Subject: Re: FreeBSD Bus DMA (was Re: AdvanSys board support)
To: Jason Thorpe <>
From: Justin T. Gibbs <>
List: tech-kern
Date: 06/11/1998 22:25:31
>On Thu, 11 Jun 1998 16:32:47 -0600 
> "Justin T. Gibbs" <> wrote:
> > In NetBSD, the dma map contains the S/G list of the mapping as well as
> > any implementation private data required to perform the mapping.  In
>It's not an S/G list.  It is a list of DMA segments.  There is a subtle,
>but real, difference.

Fair enough.

>It also contains other non-private data used during map sync operations.

The only non-private members I see in the x86 implementation are these:

         * PUBLIC MEMBERS: these are used by machine-independent code.
        bus_size_t      dm_mapsize;     /* size of the mapping */
        int             dm_nsegs;       /* # valid segments in mapping */
        bus_dma_segment_t dm_segs[1];   /* segments; variable length */

Are dm_mapsize and dm_nsegs really crucial for synchronization events on
the x86?  I'm not arguing that it may be necessary to have this data in
the dma maps for other bus/arches, I'm only asking if the data is strictly
necessary for all bus/arches.  If so, why?

>Maybe you're not up to speed on what the NetBSD bus_dma interface actually
>looks like.

I just synch'ed my tree and the files didn't seem to change.  Hmm.

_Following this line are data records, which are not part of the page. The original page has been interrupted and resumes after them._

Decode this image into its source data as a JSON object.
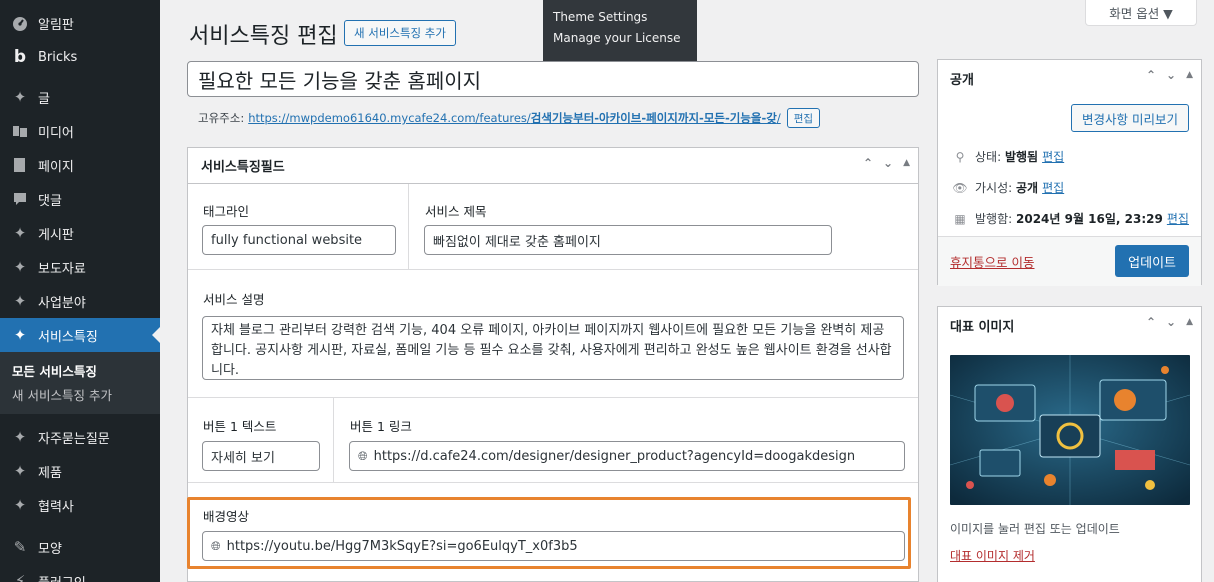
{
  "sidebar": {
    "items": [
      {
        "label": "알림판",
        "icon": "dashboard-icon"
      },
      {
        "label": "Bricks",
        "icon": "bricks-icon"
      },
      {
        "label": "글",
        "icon": "pin-icon"
      },
      {
        "label": "미디어",
        "icon": "media-icon"
      },
      {
        "label": "페이지",
        "icon": "page-icon"
      },
      {
        "label": "댓글",
        "icon": "comment-icon"
      },
      {
        "label": "게시판",
        "icon": "pin-icon"
      },
      {
        "label": "보도자료",
        "icon": "pin-icon"
      },
      {
        "label": "사업분야",
        "icon": "pin-icon"
      },
      {
        "label": "서비스특징",
        "icon": "pin-icon"
      },
      {
        "label": "자주묻는질문",
        "icon": "pin-icon"
      },
      {
        "label": "제품",
        "icon": "pin-icon"
      },
      {
        "label": "협력사",
        "icon": "pin-icon"
      },
      {
        "label": "모양",
        "icon": "brush-icon"
      },
      {
        "label": "플러그인",
        "icon": "plugin-icon"
      }
    ],
    "submenu": [
      "모든 서비스특징",
      "새 서비스특징 추가"
    ]
  },
  "dropdown": {
    "items": [
      "Theme Settings",
      "Manage your License"
    ]
  },
  "screen_options": "화면 옵션 ▼",
  "header": {
    "title": "서비스특징 편집",
    "add_new": "새 서비스특징 추가"
  },
  "post_title": "필요한 모든 기능을 갖춘 홈페이지",
  "permalink": {
    "label": "고유주소:",
    "url_base": "https://mwpdemo61640.mycafe24.com/features/",
    "slug": "검색기능부터-아카이브-페이지까지-모든-기능을-갖",
    "trailing": "/",
    "edit": "편집"
  },
  "metabox": {
    "title": "서비스특징필드",
    "tagline_label": "태그라인",
    "tagline_value": "fully functional website",
    "service_title_label": "서비스 제목",
    "service_title_value": "빠짐없이 제대로 갖춘 홈페이지",
    "description_label": "서비스 설명",
    "description_value": "자체 블로그 관리부터 강력한 검색 기능, 404 오류 페이지, 아카이브 페이지까지 웹사이트에 필요한 모든 기능을 완벽히 제공합니다. 공지사항 게시판, 자료실, 폼메일 기능 등 필수 요소를 갖춰, 사용자에게 편리하고 완성도 높은 웹사이트 환경을 선사합니다.",
    "button1_text_label": "버튼 1 텍스트",
    "button1_text_value": "자세히 보기",
    "button1_link_label": "버튼 1 링크",
    "button1_link_value": "https://d.cafe24.com/designer/designer_product?agencyId=doogakdesign",
    "bg_video_label": "배경영상",
    "bg_video_value": "https://youtu.be/Hgg7M3kSqyE?si=go6EulqyT_x0f3b5"
  },
  "publish": {
    "title": "공개",
    "preview": "변경사항 미리보기",
    "status_label": "상태:",
    "status_value": "발행됨",
    "visibility_label": "가시성:",
    "visibility_value": "공개",
    "published_label": "발행함:",
    "published_value": "2024년 9월 16일, 23:29",
    "edit": "편집",
    "trash": "휴지통으로 이동",
    "update": "업데이트"
  },
  "featured": {
    "title": "대표 이미지",
    "caption": "이미지를 눌러 편집 또는 업데이트",
    "remove": "대표 이미지 제거"
  },
  "colors": {
    "accent": "#2271b1",
    "sidebar": "#1d2327",
    "highlight": "#e8832e",
    "danger": "#b32d2e"
  }
}
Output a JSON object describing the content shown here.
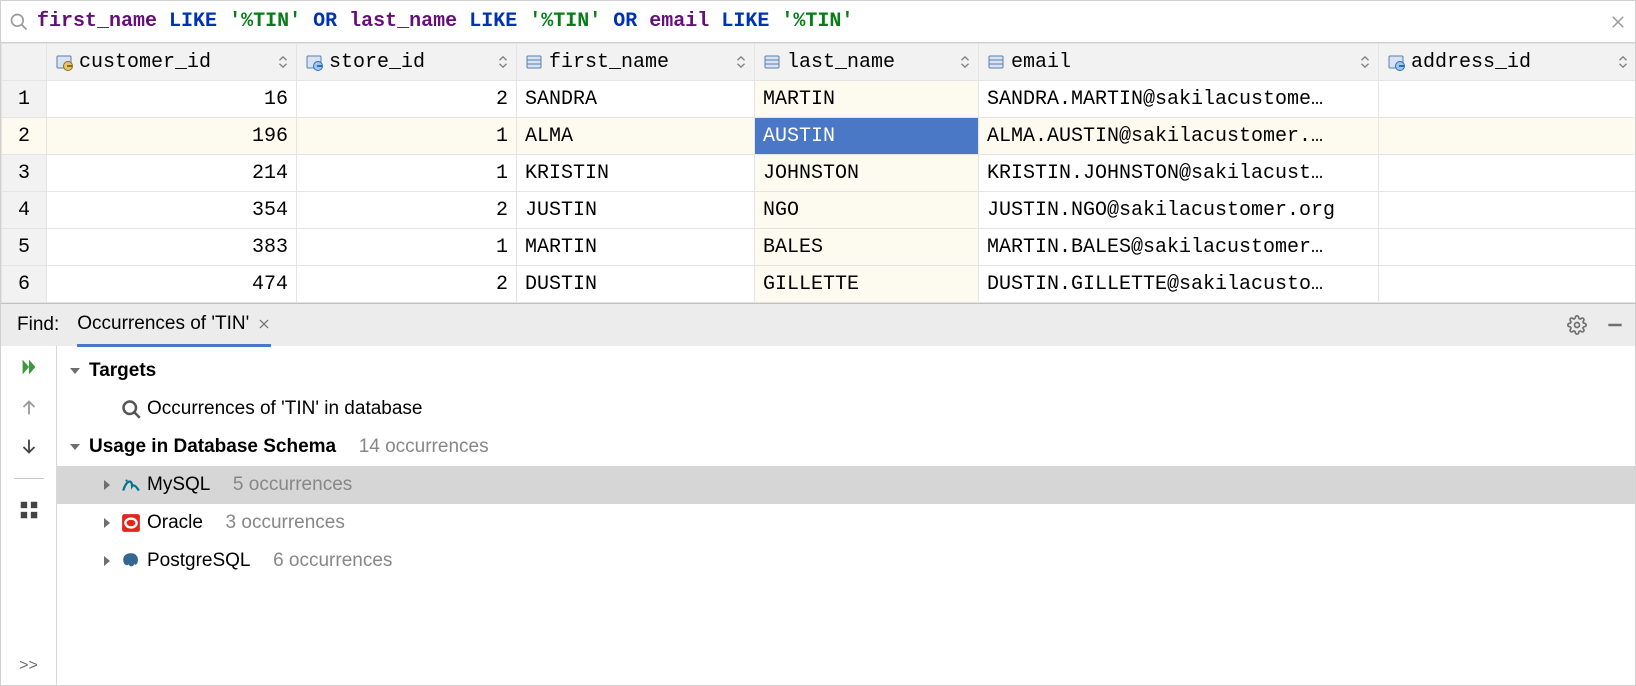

> > Maybe you should go look at the code?  Or perhaps someone who has can
> > better describe how the interface is different.
>I looked at the code.  Before I comment on it, I want to see your
>design document (like the ones I posted to tech-kern during the design
>phase of bus_dma).

You'll have to wait until after USENIX then.

> > I was talking about static storage of the MI S/G list. My complaint is that
> > a large portion of what is in the dma map (the MI S/G list) doesn't need to
> > be in the map at all and that by including it there, the implementation is
> > forced to consume more memory space than it might otherwise have to.
>Yes, but as has been previously stated, including it in the map can avoid
>inefficiency on other platforms.

And what in my API prevents you from including this data in the dma map
object when it makes sense to do so?

>If you're really that concerned about it, then by all means quantify it
>for us.
>Actually, let me do this.  Let's use the BusLogic driver as an example.
>The i386 DMA map has 8 4-byte quantities + 17 8 byte quantities in each
>map used by the bha driver.  That's 168 bytes.  It currently allocates
>32 DMA maps for transfers, plus one for the mailboxes, for a total
>of 33.  That's a total of 5544 bytes.  That's not really very much.
>That, BTW, assumes that we have allocated the maxiumum number of maps.
>If there aren't enough targets on the bus to warrant that many maps,
>the usage is less.

Thanks for reminding me about the deficiencies of the NetBSD BusLogic 
driver.  If the driver was decent and supported tagged queuing, instead
of 32 maximum concurrent transactions, you would support 192 as the FreeBSD
CAM driver does.  You also assume that the maximum transfer size will 
remain at 64k, something I'm surprised you would assert considering the
mass storage project being built where you work.  Even if we assume 64k
max mapping size, were still looking at 32k of memory wastage that
FreeBSD's implementation doesn't have.  I'll admit the case for bounce
buffers is more compelling, but as soon as you talk about decent sized
transfers, the memory wastage for dm_seg data becomes compelling as well.